Mit dem „Grünen“ ins Grüne

17 Grad Celsius im Februar! Natürlich kann uns der März nochmal mit Schnee und Winterwetter eiskalt überraschen. Aber viele Mopedfahrer fiebern bei den gegenwärtigen Frühlingstemperaturen schon der ersten Fahrt ins Grüne entgegen. Vor dem Start muss unbedingt „das Grüne“ ran. Wer Moped, Mofa, Roller oder E-Bike fährt, braucht ab 1. März das neue grüne Versicherungskennzeichen. Es gilt wieder für ein Jahr und ersetzt das bisherige blaue. Das Mopedkennzeichnen gibt’s in jeder Versicherungsagentur und Sparkasse, es kann aber auch online mit PC oder Smartphone auf der ÖSA-Website bestellt und bezahlt werden. Die Lieferung ist kostenfrei.

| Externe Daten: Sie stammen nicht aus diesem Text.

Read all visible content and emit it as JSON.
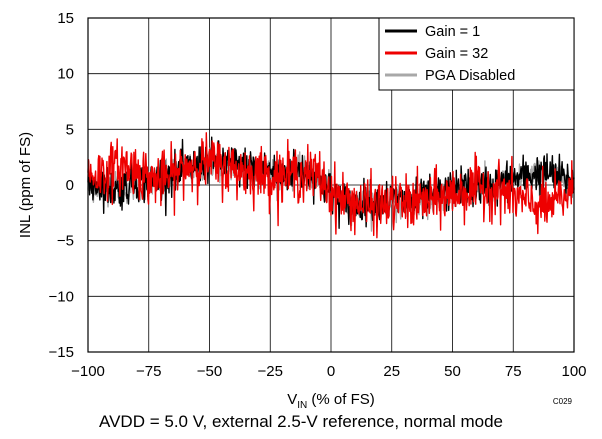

Anders als Pkw müssen Mopeds und Mofas nicht bei einer Zulassungsstelle angemeldet werden. Eine Betriebserlaubnis und ein Versicherungskennzeichen reichen. Dessen  Farbe wechselt jährlich zwischen schwarz, blau und grün, Wechseltermin ist der letzte Tag im Februar. Die Kennzeichenpflicht gilt für alle Kleinkrafträder mit maximalem Hubraum bis 50 Kubikzentimeter oder bis zu 4 kW Motorleistung sowie für E-Bikes ab 26 km/h, für leichte Quads und motorisierte Krankenfahrstühle.

Wer dieses Jahr nicht rechtzeitig „grün“ wird, verliert den gesetzlich vorgeschriebenen Haftpflichtschutz. Und das kann teuer werden. Denn er muss dann bei einem selbst verusachten Unfall  für den Schaden des Unfallgegners aus der eigenen Tasche zahlen. Und zwar in unbegrenzter Höhe. Kommt womöglich ein Mensch dauerhaft zu Schaden, können die Schadenersatzforderungen ruinös werden. Zudem macht man sich strafbar, wenn man ohne die Kraftfahrt-Haftpflichtversicherung auf offener Straße fährt. Es droht eine Geldstrafe.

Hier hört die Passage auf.